Reklam

ÖYKÜ/Pirinç pilavı

ÖYKÜ/Pirinç pilavı
01 Mayıs 2021 - 11:23
Elvan Ucur
“Bak ağlarlar arkandan. Kalır mı şu kadarcık şey tabağın içinde? Hadi aç bakayım. Aferiiiin. Kalk şimdi yıka elini ağzını, pamuk kızım benim. Pijamalarını da giy. Dikkat et, yatak örtüsünü yerlere atma yatağını açarken.” Masadan kalkarken gözünün ucuyla yere dökülmüş pilavlara bakardı. Onlar da ses etmezse hiç kimse fark edemez, diye düşünürdü.
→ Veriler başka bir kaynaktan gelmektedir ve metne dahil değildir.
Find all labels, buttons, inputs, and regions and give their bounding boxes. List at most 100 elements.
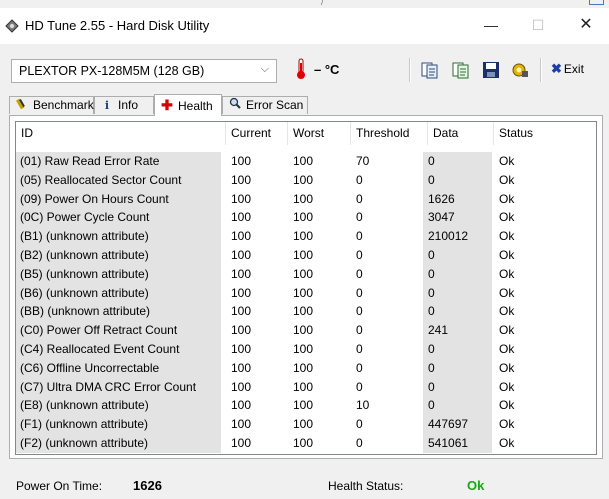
health-icon: ✚ <box>161 97 173 113</box>
title-bar[interactable]: HD Tune 2.55 - Hard Disk Utility — ☐ ✕ <box>0 8 609 44</box>
copy-all-icon[interactable] <box>452 61 470 79</box>
worst-cell: 100 <box>293 154 314 168</box>
attribute-id-cell: (C4) Reallocated Event Count <box>16 340 221 359</box>
table-row[interactable]: (B1) (unknown attribute) 100 100 0 210012 Ok <box>16 227 596 247</box>
window-title: HD Tune 2.55 - Hard Disk Utility <box>25 18 210 33</box>
threshold-cell: 0 <box>356 285 363 300</box>
tab-error-scan[interactable]: Error Scan <box>222 96 308 114</box>
save-icon[interactable] <box>482 61 500 79</box>
table-row[interactable]: (01) Raw Read Error Rate 100 100 70 0 Ok <box>16 152 596 171</box>
power-on-time-value: 1626 <box>133 478 162 493</box>
current-cell: 100 <box>231 304 252 319</box>
worst-cell: 100 <box>293 210 314 225</box>
column-header-status[interactable]: Status <box>494 122 594 145</box>
table-row[interactable]: (F2) (unknown attribute) 100 100 0 541061 Ok <box>16 434 596 453</box>
current-cell: 100 <box>231 360 252 375</box>
tab-health[interactable]: ✚ Health <box>154 94 222 116</box>
table-row[interactable]: (09) Power On Hours Count 100 100 0 1626 Ok <box>16 189 596 209</box>
table-row[interactable]: (C0) Power Off Retract Count 100 100 0 241 Ok <box>16 321 596 341</box>
current-cell: 100 <box>231 285 252 300</box>
column-header-current[interactable]: Current <box>226 122 288 145</box>
data-cell: 0 <box>423 358 492 378</box>
table-row[interactable]: (C6) Offline Uncorrectable 100 100 0 0 Ok <box>16 358 596 378</box>
copy-info-icon[interactable] <box>421 61 439 79</box>
options-icon[interactable] <box>511 61 529 79</box>
info-icon: i <box>104 99 110 112</box>
exit-button[interactable]: ✖ Exit <box>551 61 584 79</box>
current-cell: 100 <box>231 417 252 432</box>
background-window-edge <box>589 0 604 5</box>
magnifier-icon <box>229 97 241 115</box>
attribute-id-cell: (05) Reallocated Sector Count <box>16 170 221 190</box>
status-cell: Ok <box>499 304 515 319</box>
worst-cell: 100 <box>293 436 314 450</box>
column-header-threshold[interactable]: Threshold <box>351 122 428 145</box>
table-row[interactable]: (B6) (unknown attribute) 100 100 0 0 Ok <box>16 283 596 303</box>
data-cell: 241 <box>423 321 492 341</box>
worst-cell: 100 <box>293 304 314 319</box>
table-row[interactable]: (E8) (unknown attribute) 100 100 10 0 Ok <box>16 396 596 416</box>
data-cell: 447697 <box>423 415 492 435</box>
status-cell: Ok <box>499 248 515 262</box>
table-row[interactable]: (BB) (unknown attribute) 100 100 0 0 Ok <box>16 302 596 322</box>
table-row[interactable]: (0C) Power Cycle Count 100 100 0 3047 Ok <box>16 208 596 228</box>
threshold-cell: 0 <box>356 342 363 356</box>
tab-info[interactable]: i Info <box>94 96 154 114</box>
worst-cell: 100 <box>293 360 314 375</box>
data-cell: 0 <box>423 302 492 322</box>
worst-cell: 100 <box>293 248 314 262</box>
table-row[interactable]: (C7) Ultra DMA CRC Error Count 100 100 0 0 Ok <box>16 377 596 397</box>
attribute-id-cell: (B1) (unknown attribute) <box>16 227 221 247</box>
current-cell: 100 <box>231 398 252 413</box>
data-cell: 0 <box>423 264 492 284</box>
status-cell: Ok <box>499 398 515 413</box>
current-cell: 100 <box>231 323 252 338</box>
table-row[interactable]: (C4) Reallocated Event Count 100 100 0 0 Ok <box>16 340 596 359</box>
minimize-button[interactable]: — <box>468 8 514 44</box>
threshold-cell: 0 <box>356 360 363 375</box>
attribute-id-cell: (01) Raw Read Error Rate <box>16 152 221 171</box>
status-cell: Ok <box>499 266 515 281</box>
table-row[interactable]: (B2) (unknown attribute) 100 100 0 0 Ok <box>16 246 596 265</box>
thermometer-icon <box>297 58 305 79</box>
worst-cell: 100 <box>293 229 314 244</box>
column-header-id[interactable]: ID <box>16 122 226 145</box>
threshold-cell: 0 <box>356 229 363 244</box>
attribute-id-cell: (F2) (unknown attribute) <box>16 434 221 453</box>
data-cell: 0 <box>423 152 492 171</box>
tab-benchmark[interactable]: Benchmark <box>9 96 94 114</box>
status-bar: Power On Time: 1626 Health Status: Ok <box>9 467 603 499</box>
current-cell: 100 <box>231 436 252 450</box>
worst-cell: 100 <box>293 398 314 413</box>
table-row[interactable]: (B5) (unknown attribute) 100 100 0 0 Ok <box>16 264 596 284</box>
data-cell: 541061 <box>423 434 492 453</box>
attribute-id-cell: (F1) (unknown attribute) <box>16 415 221 435</box>
app-icon <box>5 19 19 33</box>
maximize-button[interactable]: ☐ <box>515 8 561 44</box>
status-cell: Ok <box>499 285 515 300</box>
attribute-id-cell: (C7) Ultra DMA CRC Error Count <box>16 377 221 397</box>
smart-attribute-list[interactable]: ID Current Worst Threshold Data Status (… <box>15 121 597 455</box>
current-cell: 100 <box>231 191 252 206</box>
toolbar-separator <box>540 58 542 82</box>
data-cell: 1626 <box>423 189 492 209</box>
close-button[interactable]: ✕ <box>563 8 609 44</box>
column-header-data[interactable]: Data <box>428 122 494 145</box>
current-cell: 100 <box>231 229 252 244</box>
exit-label: Exit <box>563 62 584 76</box>
threshold-cell: 70 <box>356 154 370 168</box>
current-cell: 100 <box>231 248 252 262</box>
exit-icon: ✖ <box>551 61 562 76</box>
status-cell: Ok <box>499 323 515 338</box>
threshold-cell: 0 <box>356 266 363 281</box>
threshold-cell: 0 <box>356 248 363 262</box>
status-cell: Ok <box>499 379 515 394</box>
status-cell: Ok <box>499 210 515 225</box>
table-row[interactable]: (F1) (unknown attribute) 100 100 0 447697 Ok <box>16 415 596 435</box>
chevron-down-icon: ⌵ <box>260 63 269 75</box>
attribute-id-cell: (B5) (unknown attribute) <box>16 264 221 284</box>
drive-select[interactable]: PLEXTOR PX-128M5M (128 GB) ⌵ <box>11 59 277 83</box>
table-row[interactable]: (05) Reallocated Sector Count 100 100 0 0 Ok <box>16 170 596 190</box>
data-cell: 0 <box>423 340 492 359</box>
column-header-worst[interactable]: Worst <box>288 122 351 145</box>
Akşamları yatağına yattığında anneannesinin “Bu da babandan,” diyerek yolladığı iyi geceler öpücüğünü havada yakalar, yerdeki pilav tanelerini görmüş olabileceğini düşünerek göz kırpardı babasına. “Sadece onlar değil baba, örtünün altına da bir ekmek kabuğu sıkıştırdım, çok karnım şişmişti. Ağlar mı şimdi o da?” diye başlatırdı aralarındaki sohbeti. Ta ki gözleri karanlığa gömülene kadar. Öyle demişti okuldaki çocuklardan biri; ölünce bedenin toprağa gömülürmüş gözlerin de karanlığa. “Mutlu olur mu orada babam,” diye sormuştu anneannesine. “Arkasından ağlarsak üzülür,” demişti. Her akşam nefesini tutarak suya dalar gibi uykuda karanlığa gömerdi gözlerini. Önce arkasından ağlayan pirinçler gelirdi aklına sonra ekmek kabukları, bazen de son kaşığı içmemek için ağzını kilitlediği tarhana çorbası. Onlar ağlardı da bir o ağlayamazdı. Babası mutsuz olmasın diye.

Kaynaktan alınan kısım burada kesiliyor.